TÓRRIDO VERANO
Con medio mundo celebrando el solsticio de verano, el 23 de junio de 1960 parecía un día más que adecuado para que el departamento de Alimentación y Medicamentos de Estados Unidos aprobase el uso de la píldora anticonceptiva. Comenzaba la revolución sexual femenina. Paradójicamente, la píldora ya llevaba más de tres años usándose porque el mismo fármaco había sido aceptado inicialmente para paliar los desórdenes menstruales. Se llamaba Enovid y lo comercializaba la compañía Searle, de Chicago, después de haber sido testado en Puerto Rico, patio trasero yanqui para los experimentos farmacéuticos. La pobreza de la isla la convertía en candidata ideal para ensayar sistemas que hiciesen factible el control demográfico. Sea como fuere, pronto la píldora se convertiría en objeto de enormes polémicas entre sectores conservadores y progresistas de la sociedad americana. En Europa, al año siguiente los laboratorios alemanes Schering sintetizarían el Anovlar, cuyo uso se extendió con rapidez por medio planeta. Los solsticios iban a ser a partir de entonces mucho más movidos, aunque no tuvo nada que ver –a nuestro país no llegó hasta la democracia– en que la canción del verano de aquel año fuese Loca- mente te amaré, del Dúo Diná- mico.

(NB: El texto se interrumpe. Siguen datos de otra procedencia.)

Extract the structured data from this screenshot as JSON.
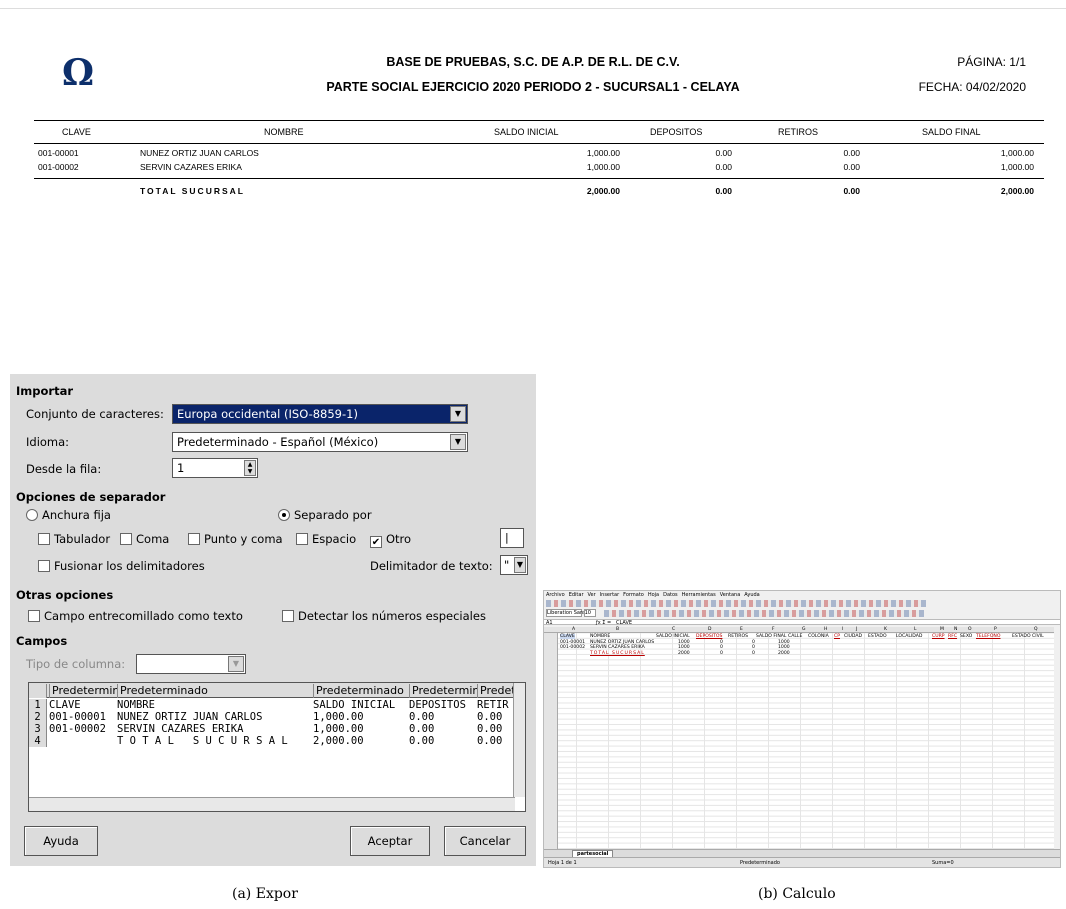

El estío de 1960 –que por cierto fue el más caluroso en muchos lugares de España hasta el tórrido verano que estamos padeciendo en el 2017– sería también testigo de más mudanzas en los hábitos sociales. Como relataba en nuestro diario el entrañable Noel Clarasó, “en las últimas temporadas veraniegas ha trascendido a nuestra patria la extendida costumbre extranjera del autostop”. Si la idea hubiera surgido hoy, alguien habría intentado crear una empresa de internet para sacar tajada, al modo de Uber o Airbnb y sería billonario en Silicon Valley. Por aquel entonces, era algo mucho más altruista. El autostop lo practicaban jóvenes con melenas, atuendo hippie y posiblemente una guitarra y era parte de una forma de vida alternativa. Nuestra principal aportación local a la internacional moda sería la de los usuarios militares: los jóvenes quintos que practicaban el autostop, petate en mano, para volver a casa de permiso ahorrando un poco de dinero. A alguien se le ocurrió que, para evitar sorpresas desagradables, se podían dar carnets internacionales de autostopistas. El gran cambio que se avistaba en todas estas nuevas modas sociales quedaría certificado al llegar noviembre cuando alcanzase el poder en EE.UU. el joven John Fitzgerald Kennedy, encantador, culto y de buena familia, tan aficionado a la historia (la asignatura que estudiaba con más ahínco) como a las chicas hermosas. Su sonrisa inmaculada cautivaba a madres e hijas, e incluso a padres que lo veían como el yerno perfecto. Su vena histórica la demostraría dejando unas cuantas frases para la posteridad (“No pienses en lo que tu país puede hacer por ti…”) y reeditando el Camelot del rey Arturo en la corte de Washington. En cuanto a las conquistas femeninas, enumerarlas excedería las posibilidades de esta breve columna, tal fue su abultado palmarés.